Henri Langlois

Bradford International Film Festival programmer Tom Vincent introduced this documentary by saying that he’d been inspired by seeing the film and that he believed that Henri Langlois, legendary founder of the Cinémathèque Française in Paris in the 1930s, was an important figure in establishing the importance of exhibition practice in film culture. I agree totally and all film programmers should be required to read about Langlois or watch this documentary.

If this is history that you don’t know, the Wikipedia page on Henri Langlois gives the basic background. Anyone with pretensions to be a cinéphile will know that it was the screenings of films (three or four screenings a night) in the tiny auditorium of the cinémathèque that allowed the young Godard, Truffaut, Chabrol, Rohmer et al to acquire the background that would enable them to become first critics and later the directors of la nouvelle vague in the 1950s. But there was much more to Langlois than only being an exhibitor – even though that was crucial. He more or less invented the notion of a properly curated film archive, rescuing films from the trashcan, keeping them out of the hands of Nazi occupiers (and potential censors) in 1940 and eventually opening a novel kind of film museum.

The documentary, written and directed by Jacques Richard (who seems to have made two earlier films about Langlois and the film museum) is primarily a procession of talking heads with occasional film clips and newsreel reports. Interviews with Langlois himself (clearly at different times, given his changing hair length and increasing bulk) are intercut with statements by a host of French directors, critics and archivists. One of the pleasures of the film is to spot all the names that you might just have read about in the French Cinema of the 1950s and 1960s, seeing which ones are still alive and which exist only in archive footage etc. The most engaging personality turns out to be Chabrol. The old rogue is interviewed outside a café but it’s worth straining to hear above the traffic noise as he gives his memories.

There are roughly three parts in the documentary (which runs for 128 mins). The first covers the 1930s through to the 1950s as Langlois developed the cinémathèque, the second focuses on the increasing problems associated with the clash between Langlois the maverick curator and the bureaucracies of state funding, culminating in the famous 1968 protests when Langlois was removed by the Culture Minister. The final section covers the creation of the film museum and the last days when Langlois finally got the recognition he deserved, including an honorary Oscar (which he seems to have appreciated far more than some of us cynics might have expected).
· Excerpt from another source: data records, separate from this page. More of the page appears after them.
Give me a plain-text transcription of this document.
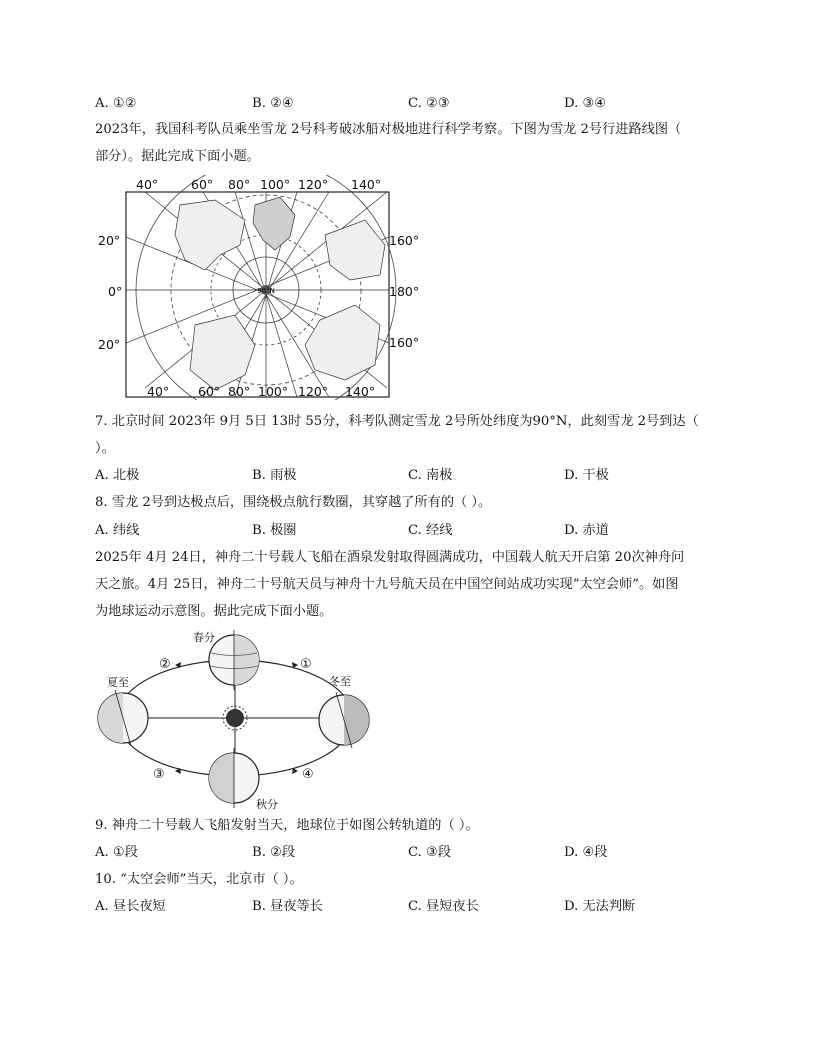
A. ①②	B. ②④	C. ②③	D. ③④
2023年，我国科考队员乘坐雪龙 2号科考破冰船对极地进行科学考察。下图为雪龙 2号行进路线图（
部分）。据此完成下面小题。
90°N
40°	60° 80° 100° 120° 140°
40° 60° 80° 100° 120° 140°
20°
0°
20°
160°
180°
160°
7. 北京时间 2023年 9月 5日 13时 55分，科考队测定雪龙 2号所处纬度为90°N，此刻雪龙 2号到达（
）。
A. 北极	B. 雨极	C. 南极	D. 干极
8. 雪龙 2号到达极点后，围绕极点航行数圈，其穿越了所有的（ ）。
A. 纬线	B. 极圈	C. 经线	D. 赤道
2025年 4月 24日，神舟二十号载人飞船在酒泉发射取得圆满成功，中国载人航天开启第 20次神舟问
天之旅。4月 25日，神舟二十号航天员与神舟十九号航天员在中国空间站成功实现“太空会师”。如图
为地球运动示意图。据此完成下面小题。
春分
夏至	冬至
秋分
①
②
③	④
9. 神舟二十号载人飞船发射当天，地球位于如图公转轨道的（ ）。
A. ①段	B. ②段	C. ③段	D. ④段
10. “太空会师”当天，北京市（ ）。
A. 昼长夜短	B. 昼夜等长	C. 昼短夜长	D. 无法判断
This section includes hilarious archive footage in which Langlois attempts to pin a medal on Alfred Hitchcock – several times to accommodate the photographers. This reminds me of the only Langlois anecdote that I remember from the time. Hitchcock’s three films made for Paramount between 1954 and 1958 (Rear Window, The Trouble With Harry and Vertigo) for some reason could not be shown in the UK as the rights had expired and not been renewed. So for the whole of the 1970s (when Hitchcock was a major focus for film studies) there was no legal way to see the films. During this period the NFT in London programmed a Hitchcock retrospective without the trio – only for Langlois to turn up with a copy of Vertigo in a large hold-all. The NFT refused to show the film. I’ve no idea if this is true. Can anyone corroborate? Anyway, it’s a good story and it fits with the Langlois in this documentary.

The film is available on a Region 1 DVD from Kino and there is rumoured to be a longer version of the film somewhere.